UConn’s pension predicament
It hurt to read that “UConn faces a $19.6M hole driven by pension costs: School to close deficits by reducing hiring, finding efficiencies” [Page A1, June 12].
This wonderful university and its students should not be penalized by a state that took its employees’ pension contributions from the 1930s to the 1970s and rolled this money into the general fund and spent it.
These contributions should have gone into a pension fund where investments would have grown and the state would have avoided the current financial crisis. This crisis can best be solved by raising state income taxes on those who can afford it. Some wealthy people have offered to pay more; now it is time for the middle class to step up and pay more, too. Please raise my taxes!
My UConn Ph.D. earned me the opportunity to do research in a Boston-area industrial laboratory. Years later I returned to UConn to teach and continue research. The state pension was an important factor in my accepting the UConn position.

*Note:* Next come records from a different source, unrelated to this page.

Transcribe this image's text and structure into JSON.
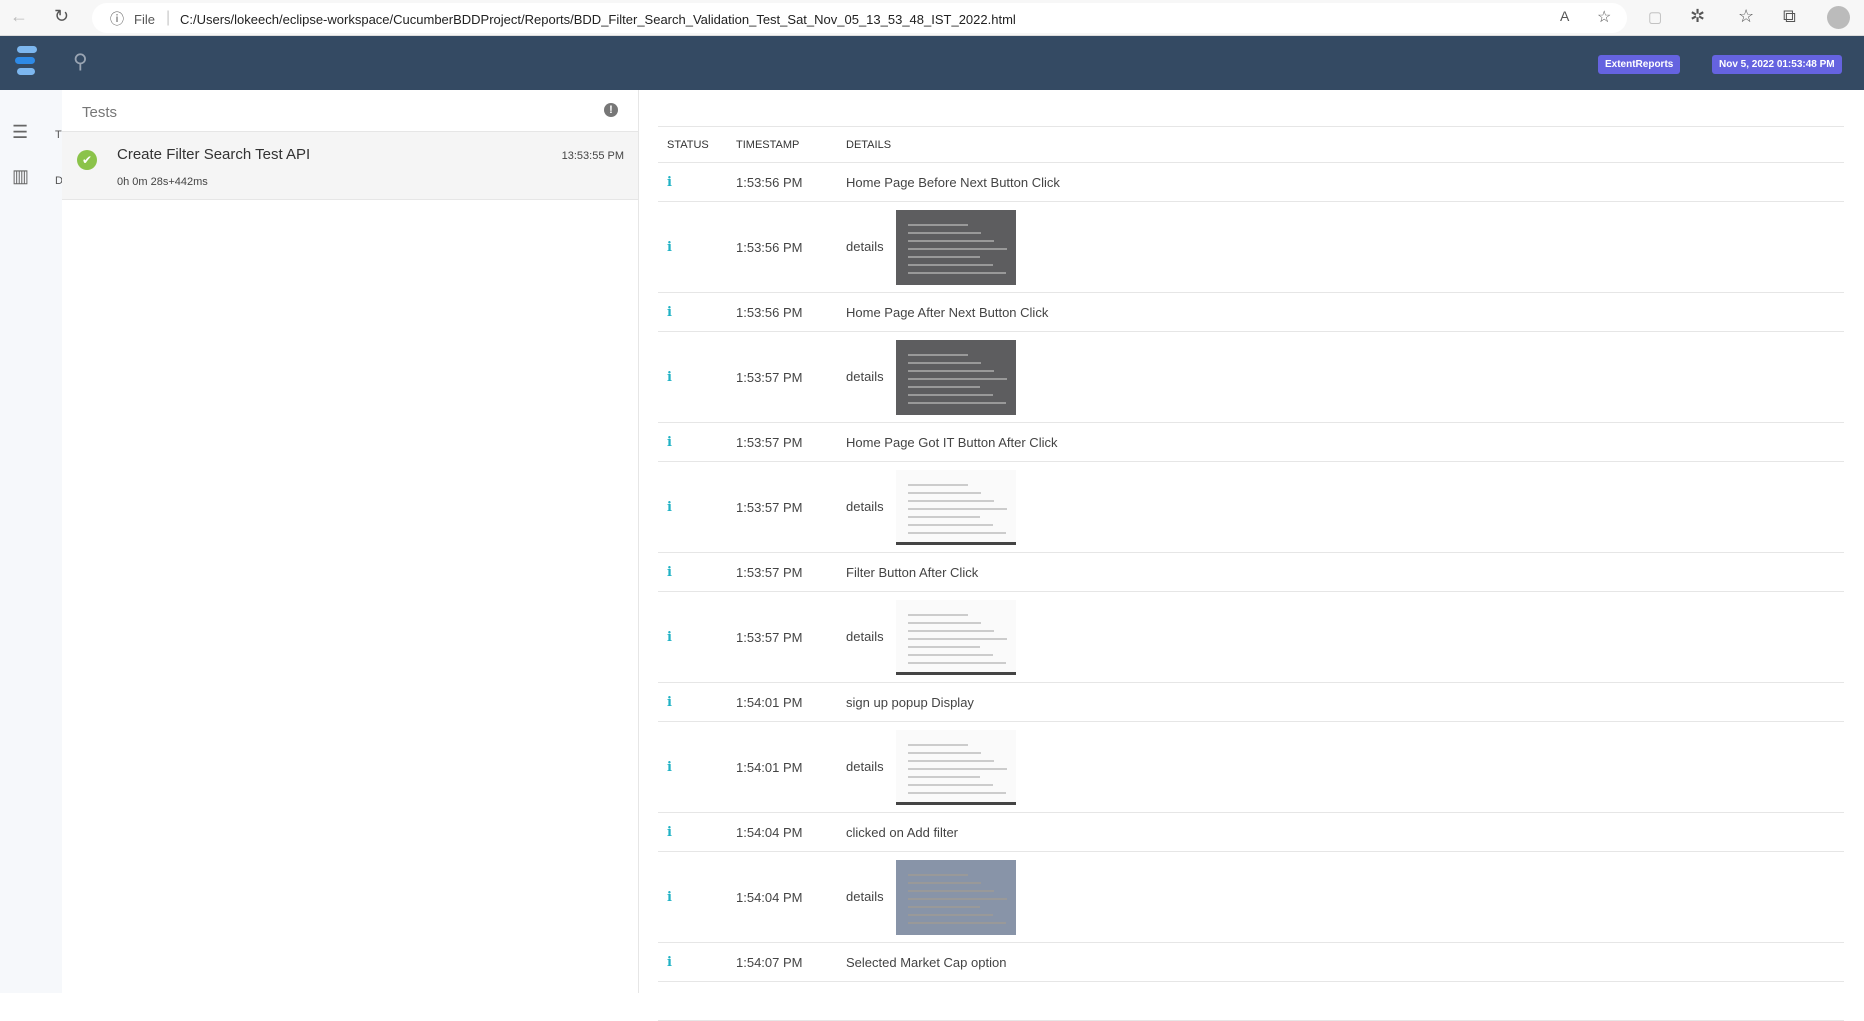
{
  "browser": {
    "file_label": "File",
    "url": "C:/Users/lokeech/eclipse-workspace/CucumberBDDProject/Reports/BDD_Filter_Search_Validation_Test_Sat_Nov_05_13_53_48_IST_2022.html"
  },
  "nav": {
    "brand_badge": "ExtentReports",
    "date_badge": "Nov 5, 2022 01:53:48 PM",
    "accent": "#6563e0",
    "bg": "#344a63"
  },
  "sidebar": {
    "items": [
      {
        "label": "T",
        "icon": "list-icon"
      },
      {
        "label": "D",
        "icon": "bar-chart-icon"
      }
    ]
  },
  "tests": {
    "title": "Tests",
    "items": [
      {
        "name": "Create Filter Search Test API",
        "duration": "0h 0m 28s+442ms",
        "time": "13:53:55 PM",
        "status": "pass"
      }
    ]
  },
  "log": {
    "headers": [
      "STATUS",
      "TIMESTAMP",
      "DETAILS"
    ],
    "rows": [
      {
        "type": "text",
        "time": "1:53:56 PM",
        "details": "Home Page Before Next Button Click"
      },
      {
        "type": "shot",
        "time": "1:53:56 PM",
        "details": "details",
        "thumb": "dark"
      },
      {
        "type": "text",
        "time": "1:53:56 PM",
        "details": "Home Page After Next Button Click"
      },
      {
        "type": "shot",
        "time": "1:53:57 PM",
        "details": "details",
        "thumb": "dark"
      },
      {
        "type": "text",
        "time": "1:53:57 PM",
        "details": "Home Page Got IT Button After Click"
      },
      {
        "type": "shot",
        "time": "1:53:57 PM",
        "details": "details",
        "thumb": "light"
      },
      {
        "type": "text",
        "time": "1:53:57 PM",
        "details": "Filter Button After Click"
      },
      {
        "type": "shot",
        "time": "1:53:57 PM",
        "details": "details",
        "thumb": "light"
      },
      {
        "type": "text",
        "time": "1:54:01 PM",
        "details": "sign up popup Display"
      },
      {
        "type": "shot",
        "time": "1:54:01 PM",
        "details": "details",
        "thumb": "light"
      },
      {
        "type": "text",
        "time": "1:54:04 PM",
        "details": "clicked on Add filter"
      },
      {
        "type": "shot",
        "time": "1:54:04 PM",
        "details": "details",
        "thumb": "blue"
      },
      {
        "type": "text",
        "time": "1:54:07 PM",
        "details": "Selected Market Cap option"
      }
    ]
  }
}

Do I live well? Yes, but not nearly as well as my colleagues who remained in industry. I took a serious pay cut to come to UConn, and on retirement my final paycheck, corrected for 37 years of inflation, was less than I started with in industry.
I worked harder for UConn than I ever did in industry. While not the driving force for these efforts, knowing that my pension was there for me and my family helped to keep me at UConn.